Women – s/t (Jagjaguwar – Godfellas 2008)
Di: Roberto Ragionieri
Pubblicato il 29 settembre, 2008
In Allaboutnoise, Experimental, Garage, Hardcore/punk, Indie, RECensioni, Weekly REC |
Pubblicato per il solo mercato canadese su etichetta Flemish Eye il debutto di questo quartetto di Calgary esce i primi di ottobre per quello americano ed europeo grazie ad una ristampa quasi istantanea su Jagjaguwar; registra il tutto Chad VanGaalen, recentemente uscito con il controverso Soft Airplane, condividendo parte del suo sperimentalismo autoctono e visionario per mezzo di un equipaggiamento fatto di field recordings, ghetto blaster, riverberi naturali e casalinghi. Ci tengono quelli della Flemish Eye a tirar fuori i nomi di This Heat (per l’occasione, qui su REC in un approfondimento di Federico Fragasso) e The Zombies per definire il suono di Women; niente di sbagliato soprattutto nel modo in cui sferragliamento preindustriale e tribalismi assortiti intaccano un’anima garage che non se ne vuole andare. Dal vivo la band canadese allestisce un set capace di restituire dal punto di vista visivo la spazialità del loro suono; una specie di laboratorio rumorista ravvivato da una performance che guadagna forza mentre perde via via centralità senza abbandonare impatto comunicativo; un confine, quello tra minimalismo e rock’n’roll che qui si perde nei droni di Cameras, riacquisisce antiche identità in tracce come Black Rice, offre una versione sporcata e astratta dei King Crimson in Sag Harbor Bridge.

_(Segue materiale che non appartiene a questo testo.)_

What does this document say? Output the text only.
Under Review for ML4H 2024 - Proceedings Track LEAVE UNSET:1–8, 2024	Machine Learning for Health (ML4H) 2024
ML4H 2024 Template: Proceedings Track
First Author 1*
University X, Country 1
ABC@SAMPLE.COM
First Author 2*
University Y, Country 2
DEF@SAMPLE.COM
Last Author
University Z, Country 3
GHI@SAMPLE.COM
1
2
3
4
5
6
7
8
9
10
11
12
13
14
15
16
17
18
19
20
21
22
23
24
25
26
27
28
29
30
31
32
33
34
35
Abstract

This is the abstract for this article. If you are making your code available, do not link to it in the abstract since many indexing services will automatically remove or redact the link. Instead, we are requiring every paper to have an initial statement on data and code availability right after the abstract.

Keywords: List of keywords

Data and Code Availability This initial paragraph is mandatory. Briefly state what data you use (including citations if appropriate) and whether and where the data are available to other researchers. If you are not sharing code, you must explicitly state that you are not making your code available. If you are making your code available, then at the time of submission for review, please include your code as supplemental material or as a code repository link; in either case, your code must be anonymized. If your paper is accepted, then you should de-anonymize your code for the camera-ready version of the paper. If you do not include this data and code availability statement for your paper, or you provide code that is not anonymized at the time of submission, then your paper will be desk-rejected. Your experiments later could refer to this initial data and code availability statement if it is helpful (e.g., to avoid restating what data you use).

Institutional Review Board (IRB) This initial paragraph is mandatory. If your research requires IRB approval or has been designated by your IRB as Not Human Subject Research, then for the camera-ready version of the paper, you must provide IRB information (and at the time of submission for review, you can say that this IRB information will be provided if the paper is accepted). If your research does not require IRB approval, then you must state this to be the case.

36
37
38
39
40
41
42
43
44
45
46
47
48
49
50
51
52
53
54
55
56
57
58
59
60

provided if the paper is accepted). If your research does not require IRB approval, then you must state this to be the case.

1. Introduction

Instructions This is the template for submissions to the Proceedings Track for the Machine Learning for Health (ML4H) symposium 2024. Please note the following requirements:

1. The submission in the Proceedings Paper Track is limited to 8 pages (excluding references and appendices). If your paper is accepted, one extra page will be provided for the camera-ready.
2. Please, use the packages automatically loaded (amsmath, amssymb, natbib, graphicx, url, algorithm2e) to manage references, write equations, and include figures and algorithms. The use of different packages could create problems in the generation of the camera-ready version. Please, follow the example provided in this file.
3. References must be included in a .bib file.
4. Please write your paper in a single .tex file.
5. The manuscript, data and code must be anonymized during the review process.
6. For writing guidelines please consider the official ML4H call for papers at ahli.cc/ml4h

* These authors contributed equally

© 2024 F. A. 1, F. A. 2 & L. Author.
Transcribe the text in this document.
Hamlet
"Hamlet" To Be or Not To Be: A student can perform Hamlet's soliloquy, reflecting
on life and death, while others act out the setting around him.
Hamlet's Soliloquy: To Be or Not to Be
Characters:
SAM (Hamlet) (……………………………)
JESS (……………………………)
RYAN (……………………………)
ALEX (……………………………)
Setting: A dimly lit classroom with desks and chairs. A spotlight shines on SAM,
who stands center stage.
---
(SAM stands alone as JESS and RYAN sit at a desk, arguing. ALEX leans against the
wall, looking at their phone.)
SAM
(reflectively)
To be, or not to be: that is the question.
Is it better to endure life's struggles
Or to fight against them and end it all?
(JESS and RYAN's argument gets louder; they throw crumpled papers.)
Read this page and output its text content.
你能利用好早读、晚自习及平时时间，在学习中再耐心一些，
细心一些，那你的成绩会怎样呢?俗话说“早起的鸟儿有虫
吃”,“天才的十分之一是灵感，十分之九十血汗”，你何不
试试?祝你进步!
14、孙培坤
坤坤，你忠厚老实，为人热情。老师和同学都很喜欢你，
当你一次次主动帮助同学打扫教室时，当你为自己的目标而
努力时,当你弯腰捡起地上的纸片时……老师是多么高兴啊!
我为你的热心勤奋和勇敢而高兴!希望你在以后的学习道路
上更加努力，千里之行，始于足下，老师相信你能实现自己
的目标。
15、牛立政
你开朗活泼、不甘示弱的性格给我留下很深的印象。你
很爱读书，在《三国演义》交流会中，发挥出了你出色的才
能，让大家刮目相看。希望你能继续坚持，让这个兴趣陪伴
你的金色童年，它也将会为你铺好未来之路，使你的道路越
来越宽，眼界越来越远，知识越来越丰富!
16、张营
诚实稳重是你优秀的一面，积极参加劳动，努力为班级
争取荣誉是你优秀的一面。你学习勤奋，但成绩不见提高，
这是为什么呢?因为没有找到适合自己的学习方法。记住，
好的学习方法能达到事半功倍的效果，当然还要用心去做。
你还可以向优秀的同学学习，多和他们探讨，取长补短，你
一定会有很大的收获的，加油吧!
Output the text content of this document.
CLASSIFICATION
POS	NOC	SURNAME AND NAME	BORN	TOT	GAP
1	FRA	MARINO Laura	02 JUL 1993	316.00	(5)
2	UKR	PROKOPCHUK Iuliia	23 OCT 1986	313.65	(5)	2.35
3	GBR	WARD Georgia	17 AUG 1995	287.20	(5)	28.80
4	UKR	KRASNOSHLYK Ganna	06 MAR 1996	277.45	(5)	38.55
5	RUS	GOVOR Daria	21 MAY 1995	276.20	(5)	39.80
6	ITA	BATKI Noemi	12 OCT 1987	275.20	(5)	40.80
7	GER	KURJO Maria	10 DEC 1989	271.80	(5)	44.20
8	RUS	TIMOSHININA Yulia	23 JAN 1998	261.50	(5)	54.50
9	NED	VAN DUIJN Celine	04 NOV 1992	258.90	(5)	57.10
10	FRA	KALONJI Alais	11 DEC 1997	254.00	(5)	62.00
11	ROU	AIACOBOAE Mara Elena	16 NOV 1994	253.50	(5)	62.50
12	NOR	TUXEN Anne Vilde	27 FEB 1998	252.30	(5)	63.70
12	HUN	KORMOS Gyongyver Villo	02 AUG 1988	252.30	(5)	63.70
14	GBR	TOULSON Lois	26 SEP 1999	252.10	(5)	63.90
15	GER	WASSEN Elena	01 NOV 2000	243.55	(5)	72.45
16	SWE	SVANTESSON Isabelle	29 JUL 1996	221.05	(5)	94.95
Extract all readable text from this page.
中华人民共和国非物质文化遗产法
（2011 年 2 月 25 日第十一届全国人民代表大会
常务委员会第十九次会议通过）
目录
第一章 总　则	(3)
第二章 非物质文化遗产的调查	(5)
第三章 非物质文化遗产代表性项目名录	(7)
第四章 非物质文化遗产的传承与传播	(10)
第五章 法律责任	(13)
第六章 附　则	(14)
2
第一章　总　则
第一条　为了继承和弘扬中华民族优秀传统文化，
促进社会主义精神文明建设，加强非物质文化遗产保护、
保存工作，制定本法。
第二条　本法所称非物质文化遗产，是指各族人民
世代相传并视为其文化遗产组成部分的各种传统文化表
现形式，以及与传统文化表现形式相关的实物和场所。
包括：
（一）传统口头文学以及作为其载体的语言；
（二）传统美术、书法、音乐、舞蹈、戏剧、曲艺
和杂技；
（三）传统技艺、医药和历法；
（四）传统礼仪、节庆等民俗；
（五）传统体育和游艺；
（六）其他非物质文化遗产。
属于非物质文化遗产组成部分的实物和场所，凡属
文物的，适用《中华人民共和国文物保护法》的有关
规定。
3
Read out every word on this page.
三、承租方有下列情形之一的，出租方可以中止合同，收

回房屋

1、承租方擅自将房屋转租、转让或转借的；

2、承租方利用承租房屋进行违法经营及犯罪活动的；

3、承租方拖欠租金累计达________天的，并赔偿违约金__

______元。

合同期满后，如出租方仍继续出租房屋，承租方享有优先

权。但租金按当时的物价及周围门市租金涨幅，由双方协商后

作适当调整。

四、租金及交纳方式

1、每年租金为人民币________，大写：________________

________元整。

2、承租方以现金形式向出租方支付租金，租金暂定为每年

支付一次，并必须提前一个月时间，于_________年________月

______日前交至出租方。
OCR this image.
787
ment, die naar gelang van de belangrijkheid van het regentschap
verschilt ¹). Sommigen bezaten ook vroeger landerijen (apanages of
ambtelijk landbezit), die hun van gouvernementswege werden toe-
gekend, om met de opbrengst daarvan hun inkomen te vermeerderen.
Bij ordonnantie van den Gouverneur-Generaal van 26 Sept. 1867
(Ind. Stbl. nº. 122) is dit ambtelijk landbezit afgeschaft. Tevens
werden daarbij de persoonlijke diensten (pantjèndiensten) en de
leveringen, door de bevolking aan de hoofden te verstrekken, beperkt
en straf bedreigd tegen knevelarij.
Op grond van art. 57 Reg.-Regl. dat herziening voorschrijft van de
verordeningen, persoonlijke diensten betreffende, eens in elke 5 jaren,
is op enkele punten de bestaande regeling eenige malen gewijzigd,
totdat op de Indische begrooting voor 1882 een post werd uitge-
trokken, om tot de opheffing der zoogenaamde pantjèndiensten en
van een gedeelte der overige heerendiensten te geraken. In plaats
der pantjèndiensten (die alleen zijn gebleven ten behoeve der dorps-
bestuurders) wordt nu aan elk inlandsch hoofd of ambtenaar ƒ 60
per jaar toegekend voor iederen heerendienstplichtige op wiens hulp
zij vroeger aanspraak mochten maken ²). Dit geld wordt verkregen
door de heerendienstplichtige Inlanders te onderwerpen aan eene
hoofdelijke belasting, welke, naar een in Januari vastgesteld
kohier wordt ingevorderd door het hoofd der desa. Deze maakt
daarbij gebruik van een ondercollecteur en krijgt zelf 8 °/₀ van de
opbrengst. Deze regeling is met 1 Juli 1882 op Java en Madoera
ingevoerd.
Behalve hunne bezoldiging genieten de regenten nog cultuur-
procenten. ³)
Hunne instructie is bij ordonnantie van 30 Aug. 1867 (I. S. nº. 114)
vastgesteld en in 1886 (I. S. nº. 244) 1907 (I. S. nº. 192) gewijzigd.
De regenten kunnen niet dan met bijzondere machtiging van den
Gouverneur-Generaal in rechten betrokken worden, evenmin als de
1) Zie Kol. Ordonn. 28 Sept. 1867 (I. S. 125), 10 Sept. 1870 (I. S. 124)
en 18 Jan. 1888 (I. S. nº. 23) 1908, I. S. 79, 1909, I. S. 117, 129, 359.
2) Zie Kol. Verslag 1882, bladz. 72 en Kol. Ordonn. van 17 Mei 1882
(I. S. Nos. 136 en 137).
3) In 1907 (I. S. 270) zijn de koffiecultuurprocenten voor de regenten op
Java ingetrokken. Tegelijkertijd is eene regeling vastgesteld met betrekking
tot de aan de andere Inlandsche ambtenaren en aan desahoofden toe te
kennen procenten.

La forma contratta dei brani, cosi breve da bruciare moltissimi spunti e intuizioni in uno spazio creativo per consuetudine ritenuto angusto, fa pensare alle prime cose dei Deerhoof per un approccio ugualmente ludico e vorace, è il caso della triade Group Transport hall, Shaking hand, Upstairs, tre brani apparentemente vicini al concetto di suite per come sono concepiti, e allo stesso tempo tre monadi taglienti, tre oggetti acuminati che cambiano traiettoria ad ogni ascolto. La forza di questo attacco sonico persiste nella violenza Punk tra forma e deriva, quel rito di passaggio che era sicuramente nell’esperienza di band come This Heat o nel gioco massacrante dei Pussy Galore di Dial M. For Motherfucker, macchina da guerra trainata dal drumming metallico e mostruoso di Bob Bert; le ultime due tracce dell’album condividono certamente questo universo incendiario ma con una propensione maggiore alla perdita del senso e alla contaminazione, un sistema ritmico che si spacca in mille pezzi e segue il tracciato di una Jam session o semplicemente di un infinite sound.